Fragmentation in our city is widely the result of a lack of a sufficient world view Whether in the hands of the postmodernist or simply in a democratized world of private preferences and personal values, we no longer have a book, an overview, to explain the origin, purpose, and meaning of our existence. Our theologies have destroyed any notion of certainty. The old liberal theologian has denied revelation and thereby silenced God. The conservative has privatized faith into a personal relationship with his Lord. He judges the content and quality of faith by the quantitative growth of followers due to techniques. The educational content in schools has been left waiting to be defined by the study interests of untrained students. Their disinterest in reality is nurtured by stimulating their fantasy. Without our lives being explained in relation to the larger picture, we lack the glasses to see reality adequately, correctly, and coherently. The need for the sharper vision has been replaced by a concern for the sharper image: How do I look, feel, and come across?

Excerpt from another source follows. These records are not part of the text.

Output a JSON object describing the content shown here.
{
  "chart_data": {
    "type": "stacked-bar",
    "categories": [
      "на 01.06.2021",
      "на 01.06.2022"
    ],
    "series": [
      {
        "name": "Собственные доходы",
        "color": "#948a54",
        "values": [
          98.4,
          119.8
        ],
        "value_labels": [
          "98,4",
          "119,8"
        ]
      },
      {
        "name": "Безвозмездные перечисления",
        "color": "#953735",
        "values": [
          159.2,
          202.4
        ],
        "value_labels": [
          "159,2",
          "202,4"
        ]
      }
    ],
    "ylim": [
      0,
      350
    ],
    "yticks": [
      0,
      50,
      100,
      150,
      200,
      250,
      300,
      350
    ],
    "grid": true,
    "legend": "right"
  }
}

The Bible gives a sharp focus on reality, and without excuses. It demands the intelligent participation of the reader and gives intelligent responses to valid questions about all of life. Without that Book we no longer know what to look for and where to look in order to find the basic answers to life’s first questions about Man, life, truth, justice, and beauty. Yet without an accessible answer to these questions each episode of experience, each individual person, each moment in time is separated from the bigger picture. We partake of fragmented bits and pieces without any framework to understand them, to examine them, and to reject the bad, the ugly, and the unjust.

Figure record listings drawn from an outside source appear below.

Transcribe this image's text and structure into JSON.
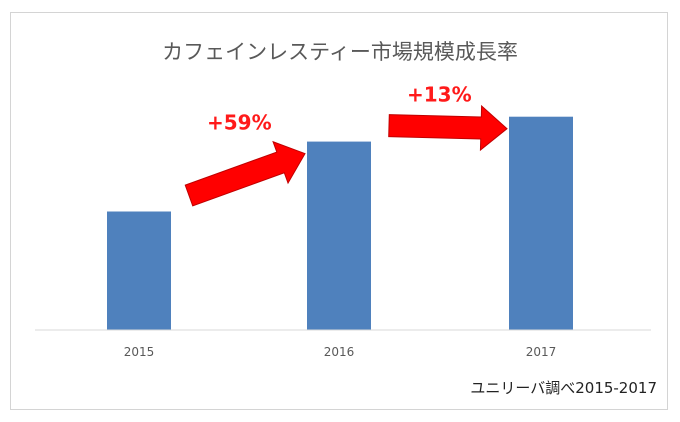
{
  "chart_data": {
    "type": "bar",
    "title": "カフェインレスティー市場規模成長率",
    "categories": [
      "2015",
      "2016",
      "2017"
    ],
    "values": [
      100,
      159,
      180
    ],
    "ylim": [
      0,
      200
    ],
    "grid": false,
    "annotations": [
      {
        "label": "+59%",
        "from": "2015",
        "to": "2016"
      },
      {
        "label": "+13%",
        "from": "2016",
        "to": "2017"
      }
    ],
    "source": "ユニリーバ調べ2015-2017",
    "colors": {
      "bar": "#4f81bd",
      "arrow": "#ff0000",
      "arrow_edge": "#c00000",
      "annotation_text": "#ff1a1a"
    }
  }
}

A refrain in Jeremiah said that there was peace, that everything was all right, when there was in fact no peace. In Romans Paul informs us that our lives and society are a mess because we are under the wrath of God since we replaced knowledge of the living God by our own foolish ideas about God, Man, and nature. In our own day we sing the praises of economics, democracy, the growth of religion, and globalization. Yet on the sidelines, behind the stage of our time, wait the monsters of fragmentation and personal greed, and even dictators and their ideology elected by envy and popular will. Without the context of the biblical teaching about Man, meaning, and morals, such rightful insights and tools as democracy, economic interests, global relations, and techniques take on a life of their own. Fanatical religion will replace truth and commitment. They turn the human being into a little god with monstrous, because untrained, irrational and unrestrained intentions who has tools at his disposal to justify the most murderous competition, selfishness, and greed.

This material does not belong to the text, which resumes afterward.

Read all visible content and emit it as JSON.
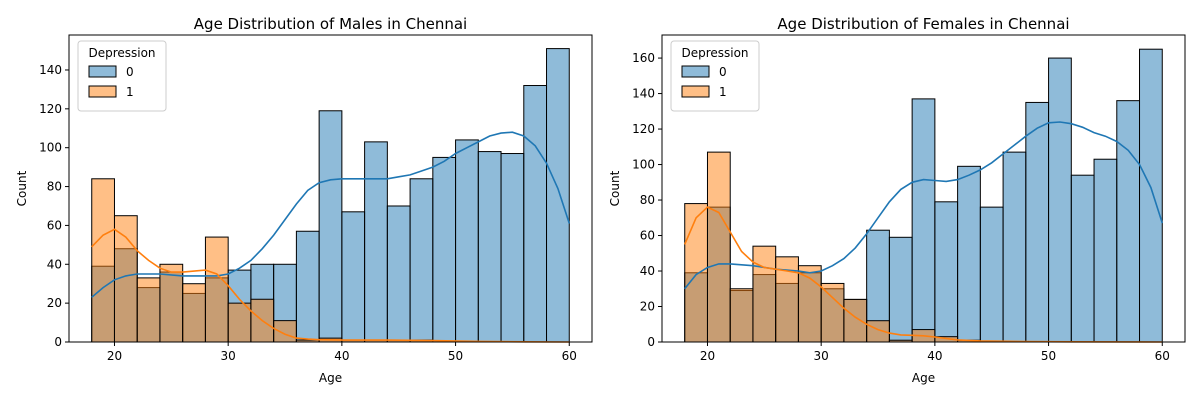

The painter Grosz suggested at the beginning of the last century that without God Man does not see himself anymore as the image of God, and so Man becomes a natural monster. Grosz lived in a century that gave us such monsters in the form of evil leaders. Hitler, Stalin, and their followers brought on massive death in pursuit of their master plans for the improvement of the human race.

In the new century just begun we may not face such recognizable evil . . . yet. But the worm is already much closer to the core of our lives. There is death in the city of our society, our relationships, our views on life, our human interests, when we have become the little dictators that determine how everything has to be crushed that does not revolve around our private, personal self-interest, economic advantage, or optimistic expectations. A private morality is related to a personal god, any god who meets my selfish expectations.

Schaeffer’s studies in Jeremiah and Romans will help us to critically appraise the direction of our culture as it distances itself more from its biblical moorings. They will shed light on the undercurrents of our thinking and our life. Hopefully such reflections will help us swim against the tide in the intellectual and practical whirlpools that continuously threaten life in the city.